Working class women, who had few places to socialize, were among the groups using Coney as an outlet from their dreary lives. Coney provided a casual and fun atmosphere which encouraged interaction of the sexes and forms of recreation that were less structured and less regulated than in normal social situations. This freedom is perhaps best reflected in the lure of the beach with its scandalous beach attire. Despite Coney’s democratic spirit, which brought together people of various classes, the segregation universal in American society was also seen there. Though Coney was often called the "People’s Playground," not everyone was always allowed to play in the same places. African Americans had to use segregated bath houses and were discouraged from occupying certain sections of the beach. Jews were also not welcome at first in some establishments.

CONEY'S HEYDEY

Coney entered its heyday at the turn of the twentieth century, with the construction of spectacular amusement parks. The era began with the opening of Sea Lion Park, the first enclosed park where an admission fee was charged on entrance, in 1895.
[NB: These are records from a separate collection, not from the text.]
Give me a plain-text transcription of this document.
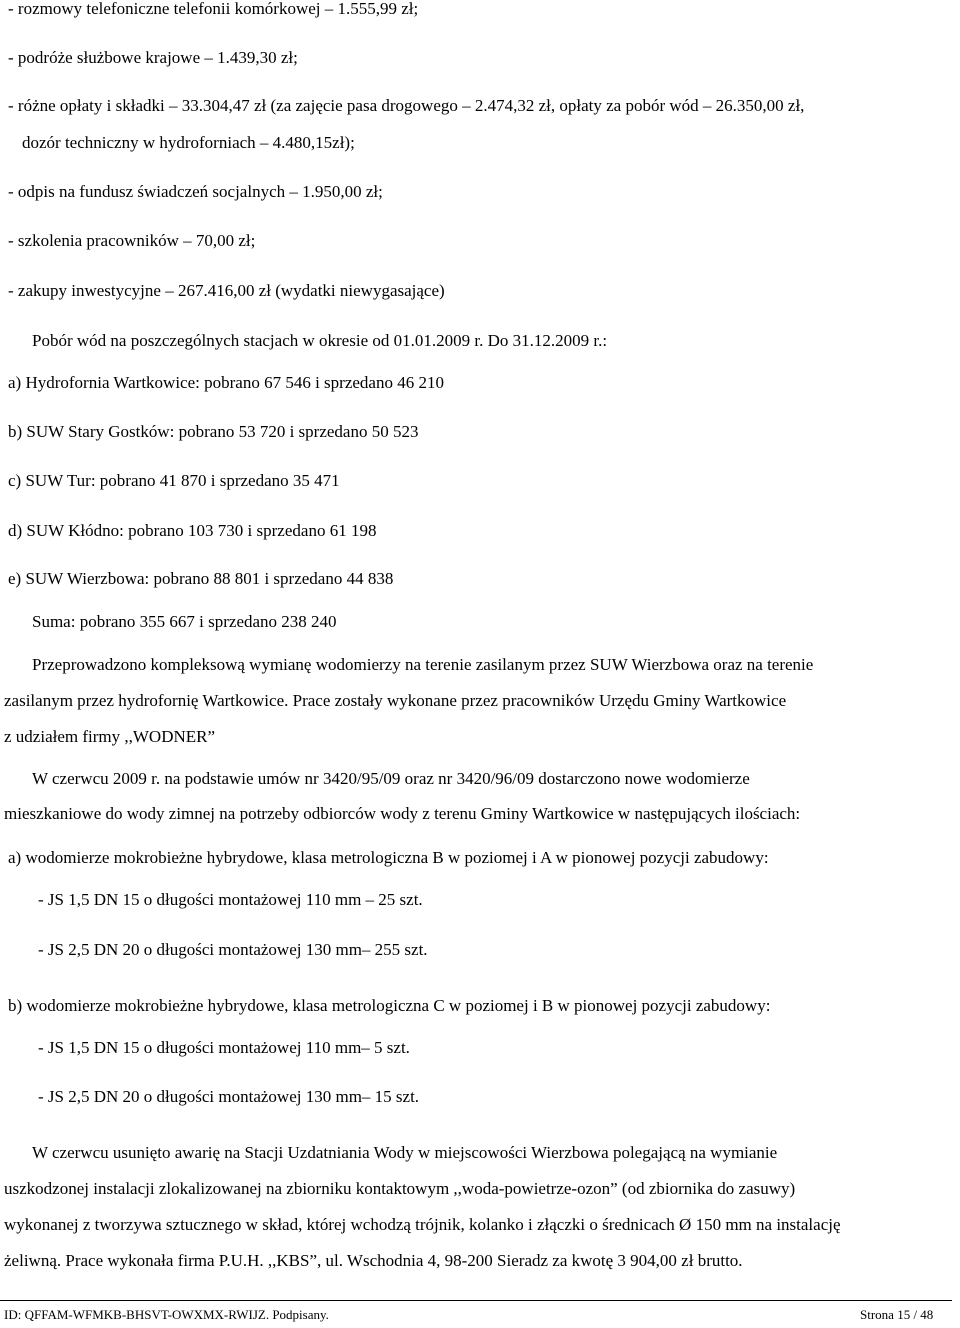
- rozmowy telefoniczne telefonii komórkowej – 1.555,99 zł;
- podróże służbowe krajowe – 1.439,30 zł;
- różne opłaty i składki – 33.304,47 zł (za zajęcie pasa drogowego – 2.474,32 zł, opłaty za pobór wód – 26.350,00 zł,
dozór techniczny w hydroforniach – 4.480,15zł);
- odpis na fundusz świadczeń socjalnych – 1.950,00 zł;
- szkolenia pracowników – 70,00 zł;
- zakupy inwestycyjne – 267.416,00 zł (wydatki niewygasające)
Pobór wód na poszczególnych stacjach w okresie od 01.01.2009 r. Do 31.12.2009 r.:
a) Hydrofornia Wartkowice: pobrano 67 546 i sprzedano 46 210
b) SUW Stary Gostków: pobrano 53 720 i sprzedano 50 523
c) SUW Tur: pobrano 41 870 i sprzedano 35 471
d) SUW Kłódno: pobrano 103 730 i sprzedano 61 198
e) SUW Wierzbowa: pobrano 88 801 i sprzedano 44 838
Suma: pobrano 355 667 i sprzedano 238 240
Przeprowadzono kompleksową wymianę wodomierzy na terenie zasilanym przez SUW Wierzbowa oraz na terenie
zasilanym przez hydrofornię Wartkowice. Prace zostały wykonane przez pracowników Urzędu Gminy Wartkowice
z udziałem firmy ,,WODNER”
W czerwcu 2009 r. na podstawie umów nr 3420/95/09 oraz nr 3420/96/09 dostarczono nowe wodomierze
mieszkaniowe do wody zimnej na potrzeby odbiorców wody z terenu Gminy Wartkowice w następujących ilościach:
a) wodomierze mokrobieżne hybrydowe, klasa metrologiczna B w poziomej i A w pionowej pozycji zabudowy:
- JS 1,5 DN 15 o długości montażowej 110 mm – 25 szt.
- JS 2,5 DN 20 o długości montażowej 130 mm– 255 szt.
b) wodomierze mokrobieżne hybrydowe, klasa metrologiczna C w poziomej i B w pionowej pozycji zabudowy:
- JS 1,5 DN 15 o długości montażowej 110 mm– 5 szt.
- JS 2,5 DN 20 o długości montażowej 130 mm– 15 szt.
W czerwcu usunięto awarię na Stacji Uzdatniania Wody w miejscowości Wierzbowa polegającą na wymianie
uszkodzonej instalacji zlokalizowanej na zbiorniku kontaktowym ,,woda-powietrze-ozon” (od zbiornika do zasuwy)
wykonanej z tworzywa sztucznego w skład, której wchodzą trójnik, kolanko i złączki o średnicach Ø 150 mm na instalację
żeliwną. Prace wykonała firma P.U.H. ,,KBS”, ul. Wschodnia 4, 98-200 Sieradz za kwotę 3 904,00 zł brutto.
ID: QFFAM-WFMKB-BHSVT-OWXMX-RWIJZ. Podpisany.	Strona 15 / 48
The spectacular opened on May 16, 1903. Dubbed the “Electric Eden,” Luna Park was a fantasy land lit by some 250,000 electric lights; in fact, lights from Coney, not the Statue of Liberty or the New York skyline, were the first thing those arriving in New York harbor could see. The park included such attractions as a ride to the moon, another illusion called “Twenty Thousand Leagues under the Sea,” a circus, theatrical performances, and spectacular recreations of several disasters such as the Fall of Pompeii and the Galveston, Texas, flood of 1900. There were elephant and camel rides, a two- hundred foot tower with lights that changed color, and replicas of many cultures including Japan, Ireland, and Italy.

The last of the “big three” amusement parks in Coney Island was Dreamland. The park opened in 1904, and was designed to be a grander, even more sophisticated version of Luna Park. The many attractions at Dreamland included a midget city, Frank Bostock’s wild animal show, scenic railways, a ballroom, a Japanese tea pavilion, the Hell Gate boat ride, Dr. Martin Couney’s Infant Incubators (a spectacle in which many premature babies’ lives were actually saved), and the Fighting the Flames exhibition (which featured firefighters battling a staged blaze at a tenement building and rescuing the tenants). As magnificent as the park was, however, it was not a financial success. Dreamland soon went bankrupt and was sold at auction in 1910. It never had another chance to succeed as a fire in 1911 largely destroyed the park.

DECLINE

Coney was at its peak during the years that the three major amusement parks dominated the scene. It was the major tourist destination in America. Crowds routinely topped 100,000.

As John Kasson has argued, Coney in this period reflected major changes in American society, with the emergence of a new mass culture, one in opposition to the more genteel standards in taste and comportment of the Victorian era. The activities available at Coney, such as bathing, dancing, vaudeville and circus acts, mechanical rides, and exotic attractions all catered to this new cultural mood. It was becoming a symbol of fun and frolic, and also of major changes in American manners and morals.